Association attorney Kevin Martingayle argued Tuesday that the latest version of a state statute protects current monuments and memorials, including the flag that flew at Danville’s Sutherlin Mansion, the Danville Register & Bee reports.

In August, the City Council approved an ordinance that allows only certain flags to be flown on city-owned property, excluding the Confederate flag. Immediately after the vote, a Danville police officer removed the third national flag of the Confederacy at the mansion. The association filed a lawsuit, claiming breach of contract, in Danville Circuit Court.

A judge ruled in the city’s favor in October, saying a 1994 resolution between the association and the city allowing the group to install the flag is not a contract, and dismissed the case.

Martingayle filed the appeal in December. He argues that while the version of the statute that existed when the monument was erected wouldn’t protect it, the current version does.
“Subsequent versions of the statute evolved over time to protect such monuments,” Martingayle said.

Attorney Jeremy Carroll, who represents the city, said the statute’s language does not apply retroactively to the flag that flew on the grounds of the mansion.
If the court decides to hear the appeal, both sides will have 15 minutes to argue their cases in front of seven judges.

Illinois
Court overturns dismissal of 1972 infant death case

BELLEVILLE, Ill. (AP) — An Illinois appeals court has overturned a lower court’s decision to dismiss a first-degree murder charge against an Indiana man in a 1-year-old boy’s death more than 40 years ago.

Sixty-five-year-old Gary War­wick of Portage, Indiana has twice been charged in the December 1972 death of Joseph Abernathy III.

Those charges were dismissed in both 1974 and again in 2014 when St. Clair County Circuit Judge Robert Haida ruled too much time had passed for Warwick to mount a proper defense.

The St. Louis Post-Dispatch  reports the Fifth District Appellate Court in Mount Vernon on May 19 rejected the most recent ruling and sent the case back to Haida.

Warwick can appeal to the Illinois Supreme Court.


Mississippi
State Supreme Court upholds refusal to turn over jury notes

JACKSON, Miss. (AP) — Mississippi’s Supreme Court rejected a death row inmate’s attempt to access prosecutors’ notes on jury selection Thursday.

Lawyers for Curtis Giovanni Flowers wanted the court to overrule a Montgomery County judge and give them the jury selection notes in hopes that the defense could show racial bias by prosecutors in excluding potential jurors.

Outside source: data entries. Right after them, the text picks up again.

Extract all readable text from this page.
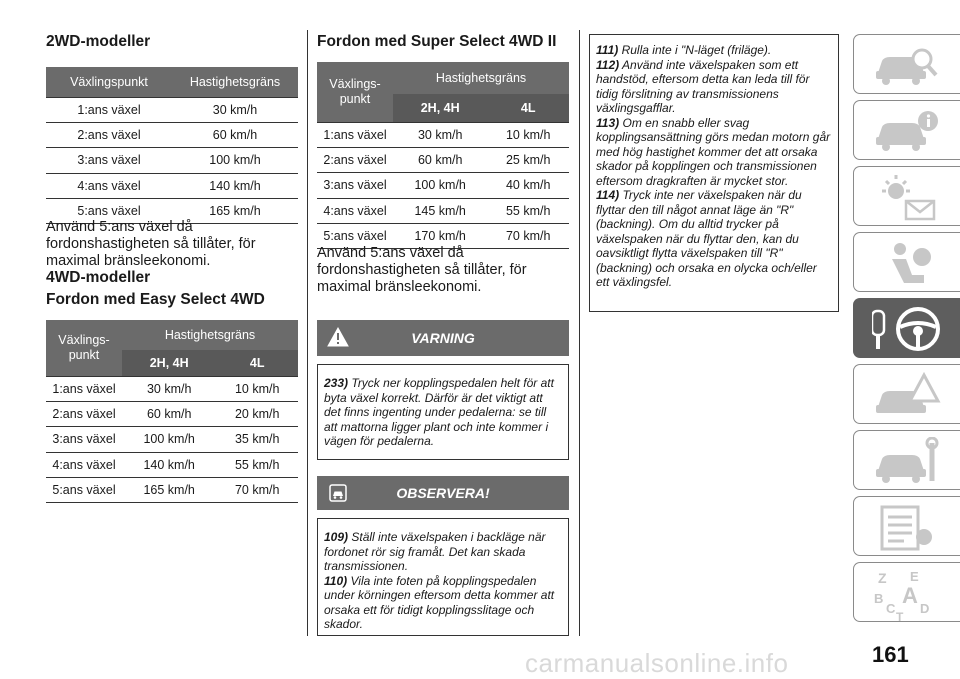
2WD-modeller
Växlingspunkt	Hastighetsgräns
1:ans växel	30 km/h
2:ans växel	60 km/h
3:ans växel	100 km/h
4:ans växel	140 km/h
5:ans växel	165 km/h

Använd 5:ans växel då fordonshastigheten så tillåter, för maximal bränsleekonomi.

4WD-modeller
Fordon med Easy Select 4WD
Växlings-
punkt	Hastighetsgräns	
	2H, 4H	4L
1:ans växel	30 km/h	10 km/h
2:ans växel	60 km/h	20 km/h
3:ans växel	100 km/h	35 km/h
4:ans växel	140 km/h	55 km/h
5:ans växel	165 km/h	70 km/h
Fordon med Super Select 4WD II
Växlings-
punkt	Hastighetsgräns	
	2H, 4H	4L
1:ans växel	30 km/h	10 km/h
2:ans växel	60 km/h	25 km/h
3:ans växel	100 km/h	40 km/h
4:ans växel	145 km/h	55 km/h
5:ans växel	170 km/h	70 km/h

Använd 5:ans växel då fordonshastigheten så tillåter, för maximal bränsleekonomi.

VARNING
233) Tryck ner kopplingspedalen helt för att byta växel korrekt. Därför är det viktigt att det finns ingenting under pedalerna: se till att mattorna ligger plant och inte kommer i vägen för pedalerna.
OBSERVERA!
109) Ställ inte växelspaken i backläge när fordonet rör sig framåt. Det kan skada transmissionen.
110) Vila inte foten på kopplingspedalen under körningen eftersom detta kommer att orsaka ett för tidigt kopplingsslitage och skador.
111) Rulla inte i "N-läget (friläge).
112) Använd inte växelspaken som ett handstöd, eftersom detta kan leda till för tidig förslitning av transmissionens växlingsgafflar.
113) Om en snabb eller svag kopplingsansättning görs medan motorn går med hög hastighet kommer det att orsaka skador på kopplingen och transmissionen eftersom dragkraften är mycket stor.
114) Tryck inte ner växelspaken när du flyttar den till något annat läge än "R" (backning). Om du alltid trycker på växelspaken när du flyttar den, kan du oavsiktligt flytta växelspaken till "R" (backning) och orsaka en olycka och/eller ett växlingsfel.
Z E
B A
C
T
D
carmanualsonline.info	161
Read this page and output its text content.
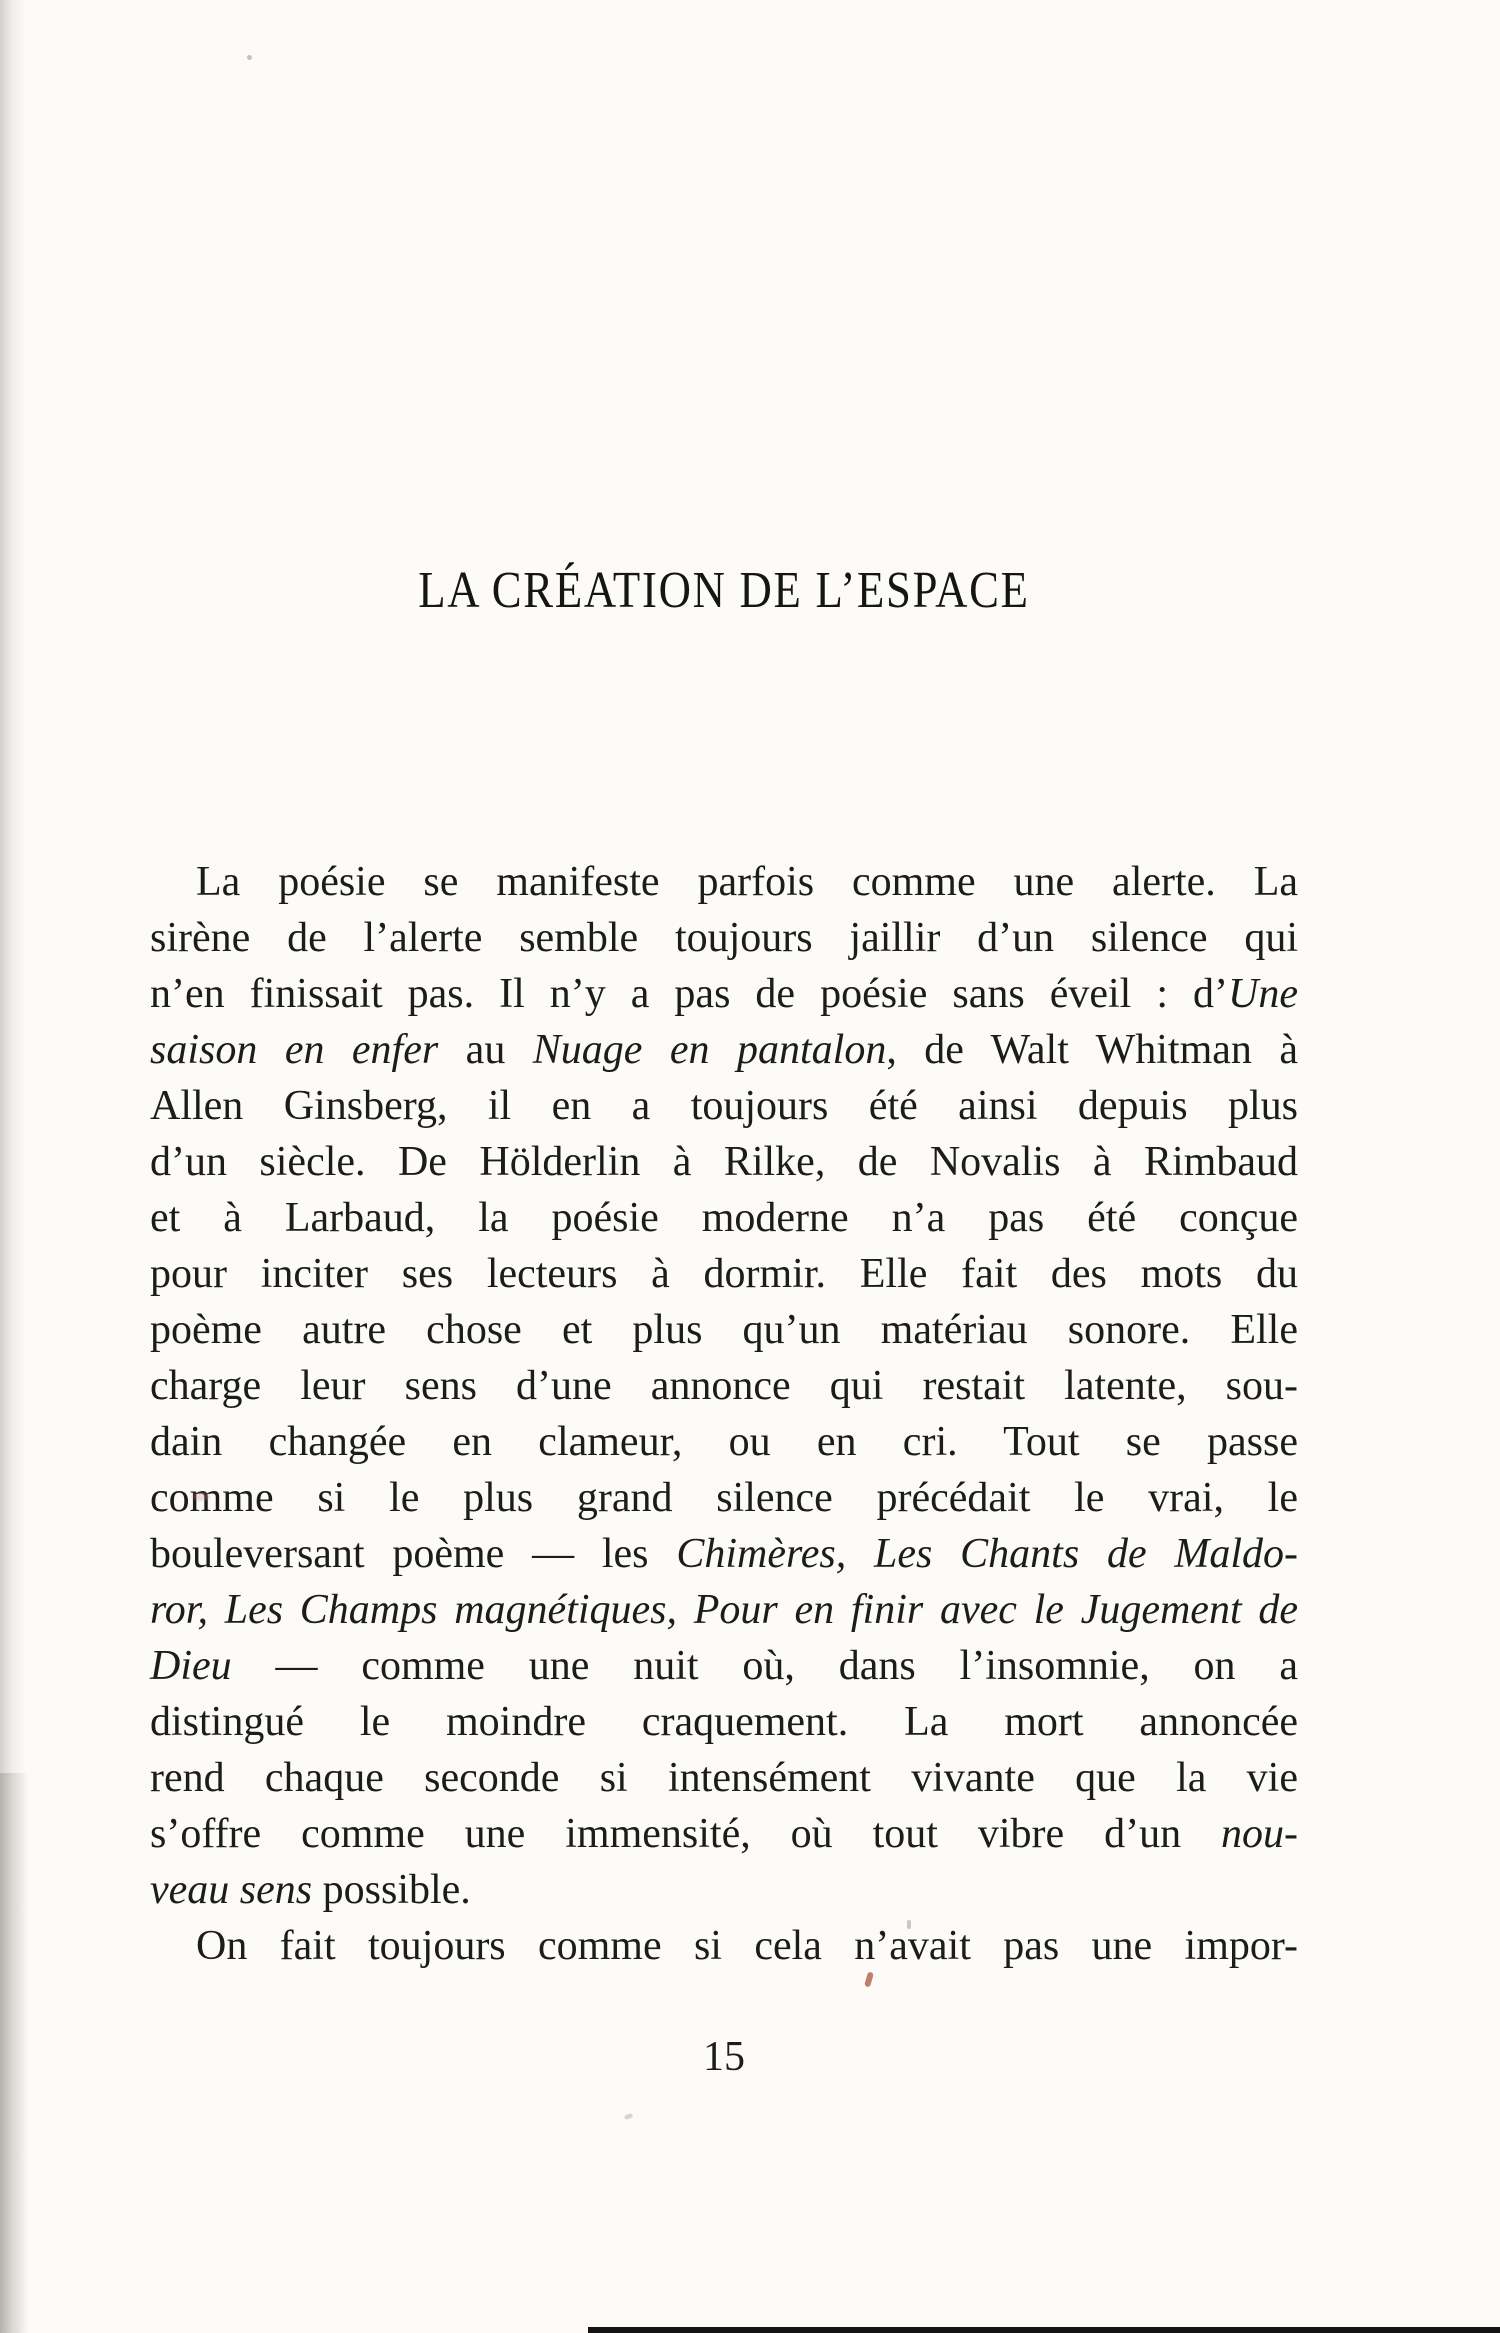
LA CRÉATION DE L’ESPACE
La poésie se manifeste parfois comme une alerte. La
sirène de l’alerte semble toujours jaillir d’un silence qui
n’en finissait pas. Il n’y a pas de poésie sans éveil : d’Une
saison en enfer au Nuage en pantalon, de Walt Whitman à
Allen Ginsberg, il en a toujours été ainsi depuis plus
d’un siècle. De Hölderlin à Rilke, de Novalis à Rimbaud
et à Larbaud, la poésie moderne n’a pas été conçue
pour inciter ses lecteurs à dormir. Elle fait des mots du
poème autre chose et plus qu’un matériau sonore. Elle
charge leur sens d’une annonce qui restait latente, sou-
dain changée en clameur, ou en cri. Tout se passe
comme si le plus grand silence précédait le vrai, le
bouleversant poème — les Chimères, Les Chants de Maldo-
ror, Les Champs magnétiques, Pour en finir avec le Jugement de
Dieu — comme une nuit où, dans l’insomnie, on a
distingué le moindre craquement. La mort annoncée
rend chaque seconde si intensément vivante que la vie
s’offre comme une immensité, où tout vibre d’un nou-
veau sens possible.
On fait toujours comme si cela n’avait pas une impor-
15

All justices joined the one-paragraph decision released by Justice Josiah Coleman.

Flowers has been convicted of capital murder four times in the fatal shootings of Tardy Furniture store owner Bertha Tardy and three employees in 1996. The first three convictions were overturned, and two other trials ended in hung juries. The Mississippi Supreme Court upheld his death sentence in 2014 after the fourth conviction in 2010.

Flowers’ overall appeal is still pending in state court.

The lawyers working on Flowers’ appeal also wanted the court to order the judge to release communications between lawyer Kevin Horan and Montgomery County District Attorney Doug Evans over Horan’s defense of Patricia Hallmon Sullivan-Odom. She was a key witness in the case, saying she saw Flowers the morning of the murders wearing the shoes for which investigators found footprints in the Winona store. Horan is a former prosecutor and now a Democratic state representative from Grenada.

Defense lawyers speculate that Evans held back knowledge that Sullivan-Odom had been indicted in federal court for preparing false tax returns when asked by a defense lawyer about the criminal history of prosecution witnesses. Evans and Horan have denied any concealment.

Though Coleman didn’t mention it, he also denied that motion.

Sullivan-Odom is the sister of Odell Hallmon, who pleaded guilty earlier this month to three counts of first-degree murder in the April 27 deaths of the mother and grandmother of his son and a third man.

Odell Hallmon was also a witness in the Flowers prosecutions. He initially testified for the defense but later flipped, claiming his earlier testimony was a lie. He then testified in the last four trials that Flowers had confessed to the killings while they were both imprisoned at the Mississippi State Penitentiary at Parchman.